Der Kläger zu 1. war hinsichtlich des Anteils des verstorbenen Rudolf H. in ungeteilter
Erbengemeinschaft mit seiner Mutter, Frau Elise H., der der andere Eigentumsanteil
gehörte, seit dem 22. Juni 1968 als Eigentümer des im Grundbuch von B., Band 32, Blatt
1044 (Bestandsnummer 3605) verzeichneten 799 qm großen Grundstücks in der
M.straße 30 (Gemarkung N., Flur 9, Flurstücke 312 und 313) eingetragen. Das
Grundstück ist mit einem 1936 errichteten eingeschossigen Wohngebäude mit
ausgebautem Dachgeschoss bebaut, das im Erdgeschoss unter anderem zwei Zimmer,
Küche und Bad sowie im ausgebauten Dachgeschoss zwei Zimmer, Küche und Abort
hat. In den sechziger Jahren des vergangenen Jahrhunderts waren Erd- und
Obergeschoss an zwei Mietparteien vermietet.
Nachdem Frau Elise H. ohne Beachtung der seinerzeit geltenden Bestimmungen die
DDR verlassen hatte, wurde ihr Eigentumsanteil am Grundstück unter staatliche
Verwaltung gestellt und mit Bestallungsurkunde vom 6. Oktober 1970 der VEB
Gebäudewirtschaft N. zum staatlichen Treuhänder bestimmt; die Bestallungsurkunde
weist als Einheitswert für das Grundstück einen Betrag von 8.300 Mark aus.
Die vom Rat des Kreises S. am 27. Juli 1971 zum Zwecke des Verkaufs in Auftrag
gegebene Grundstückswertermittlung 40/71 des Bauingenieurs D. vom 18. Oktober
1971 weist für das Grundstück einen Sachwert von 15.230 Mark aus. Für das Wohnhaus
mit 38 cm starken Außenwänden wurde ein Wert von 13.850,61 M angesetzt, der sich
auf der Grundlage eines Bauindexes von 160 % mit dem Zeitwert von 1936 in Höhe von
15.389,57 Mark abzüglich einer Wertminderung von 10 % in Höhe von 1.538,96 Mark
errechnete; der Wertminderung wurde bei einer Gesamtnutzungsdauer von 125 Jahren
eine Restnutzungsdauer von 90 Jahren zu Grunde gelegt. Das Gutachten weist als
Nutzer des Grundstücks den Beigeladenen zu 2. aus.

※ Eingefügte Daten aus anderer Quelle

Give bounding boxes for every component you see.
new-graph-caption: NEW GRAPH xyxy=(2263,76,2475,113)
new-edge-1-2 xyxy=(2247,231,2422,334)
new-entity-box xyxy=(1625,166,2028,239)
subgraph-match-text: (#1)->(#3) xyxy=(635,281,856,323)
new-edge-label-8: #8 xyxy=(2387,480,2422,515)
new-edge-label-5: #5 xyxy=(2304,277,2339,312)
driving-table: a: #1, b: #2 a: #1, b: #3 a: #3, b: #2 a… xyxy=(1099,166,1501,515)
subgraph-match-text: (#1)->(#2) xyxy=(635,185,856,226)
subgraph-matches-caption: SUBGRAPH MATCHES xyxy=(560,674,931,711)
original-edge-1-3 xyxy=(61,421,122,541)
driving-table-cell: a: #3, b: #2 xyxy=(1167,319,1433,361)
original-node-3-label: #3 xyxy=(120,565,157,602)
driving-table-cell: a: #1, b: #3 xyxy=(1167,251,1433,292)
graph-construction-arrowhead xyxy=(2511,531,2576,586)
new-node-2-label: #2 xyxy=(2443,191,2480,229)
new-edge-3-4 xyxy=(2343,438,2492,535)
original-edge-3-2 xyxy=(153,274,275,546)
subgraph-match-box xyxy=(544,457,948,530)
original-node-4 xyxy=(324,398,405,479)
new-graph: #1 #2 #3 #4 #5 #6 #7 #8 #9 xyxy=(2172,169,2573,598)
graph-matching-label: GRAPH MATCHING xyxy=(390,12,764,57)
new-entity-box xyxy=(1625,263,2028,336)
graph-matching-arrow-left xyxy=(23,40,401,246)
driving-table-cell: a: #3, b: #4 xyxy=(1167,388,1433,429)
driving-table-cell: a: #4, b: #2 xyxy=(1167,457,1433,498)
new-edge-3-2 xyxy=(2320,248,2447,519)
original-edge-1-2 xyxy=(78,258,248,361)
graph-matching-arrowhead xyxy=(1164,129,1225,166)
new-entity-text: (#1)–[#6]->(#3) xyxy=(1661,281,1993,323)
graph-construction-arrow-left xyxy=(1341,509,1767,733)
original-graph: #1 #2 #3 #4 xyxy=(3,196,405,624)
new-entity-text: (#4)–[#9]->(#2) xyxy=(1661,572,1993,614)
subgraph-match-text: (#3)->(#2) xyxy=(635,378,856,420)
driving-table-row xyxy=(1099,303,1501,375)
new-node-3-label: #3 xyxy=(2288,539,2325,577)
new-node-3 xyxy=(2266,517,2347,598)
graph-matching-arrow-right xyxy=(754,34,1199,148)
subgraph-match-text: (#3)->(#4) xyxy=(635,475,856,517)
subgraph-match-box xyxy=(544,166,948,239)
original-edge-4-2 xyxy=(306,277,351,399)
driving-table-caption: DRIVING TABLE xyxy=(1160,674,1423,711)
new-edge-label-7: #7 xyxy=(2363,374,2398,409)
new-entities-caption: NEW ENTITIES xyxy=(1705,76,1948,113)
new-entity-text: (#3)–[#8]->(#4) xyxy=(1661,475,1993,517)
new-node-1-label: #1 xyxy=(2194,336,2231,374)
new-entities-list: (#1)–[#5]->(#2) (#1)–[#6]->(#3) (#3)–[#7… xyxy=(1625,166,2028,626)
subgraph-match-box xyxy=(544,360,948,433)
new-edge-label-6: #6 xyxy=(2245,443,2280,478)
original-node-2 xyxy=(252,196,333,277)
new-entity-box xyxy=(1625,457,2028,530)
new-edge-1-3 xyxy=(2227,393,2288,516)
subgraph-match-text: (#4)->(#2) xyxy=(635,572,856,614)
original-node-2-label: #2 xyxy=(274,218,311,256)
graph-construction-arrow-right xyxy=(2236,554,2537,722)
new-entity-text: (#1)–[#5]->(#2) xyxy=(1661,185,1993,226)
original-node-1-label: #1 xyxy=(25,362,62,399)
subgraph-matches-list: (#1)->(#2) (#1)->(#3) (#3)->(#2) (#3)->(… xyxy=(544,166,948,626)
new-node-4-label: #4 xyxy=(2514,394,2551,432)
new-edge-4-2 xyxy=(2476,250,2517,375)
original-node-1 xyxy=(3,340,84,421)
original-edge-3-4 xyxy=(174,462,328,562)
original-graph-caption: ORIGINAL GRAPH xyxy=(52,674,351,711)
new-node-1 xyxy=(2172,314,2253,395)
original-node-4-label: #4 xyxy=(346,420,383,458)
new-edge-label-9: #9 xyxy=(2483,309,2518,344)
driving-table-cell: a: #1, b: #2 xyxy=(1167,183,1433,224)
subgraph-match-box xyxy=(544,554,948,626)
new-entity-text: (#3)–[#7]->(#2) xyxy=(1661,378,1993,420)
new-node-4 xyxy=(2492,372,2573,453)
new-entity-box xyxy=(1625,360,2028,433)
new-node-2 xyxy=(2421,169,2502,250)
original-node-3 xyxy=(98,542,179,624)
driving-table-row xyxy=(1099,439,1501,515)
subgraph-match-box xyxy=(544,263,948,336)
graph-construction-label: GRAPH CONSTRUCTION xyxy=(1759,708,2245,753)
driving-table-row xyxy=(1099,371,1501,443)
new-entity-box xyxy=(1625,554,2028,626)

In einem in den Altakten befindlichen Aktenvermerk vom 22. März 1979, der von einer
Person mit dem Namenskürzel R. gezeichnet ist, wird festgestellt, dass eine Klärung des
Grundstücks M.straße 30, Einfamilienhaus, vorgenommen werden müsse. Der Kläger zu
1. müsse sein Einverständnis zum Verkauf erklären. Dann müsse der Nutzer
angeschrieben werden. Mit Schreiben vom 26. März 1981 bat der Rat für Finanzen und
Preise den Kläger zu 1. um eine Vorsprache zwecks Klärung der
Grundstücksangelegenheit in der M.straße 30. Mit schriftlicher Erklärung vom 3. April
1979 erklärte der Kläger zu 1. sein Einverständnis zum Verkauf des Grundstücks.
Mit Schreiben vom 28. April 1979, das an die Familie der Beigeladenen unter der
Anschrift M.straße 30 adressiert war, teilte der Rat des Kreises - Abteilung Finanzen - mit
der Bitte um Mitteilung, ob Kaufinteresse bestehe, den Beigeladenen mit, das
Grundstück solle verkauft werden und aus den Unterlagen des Rates sei ersichtlich, dass
die Beigeladenen Nutzer des Einfamilienhauses seien.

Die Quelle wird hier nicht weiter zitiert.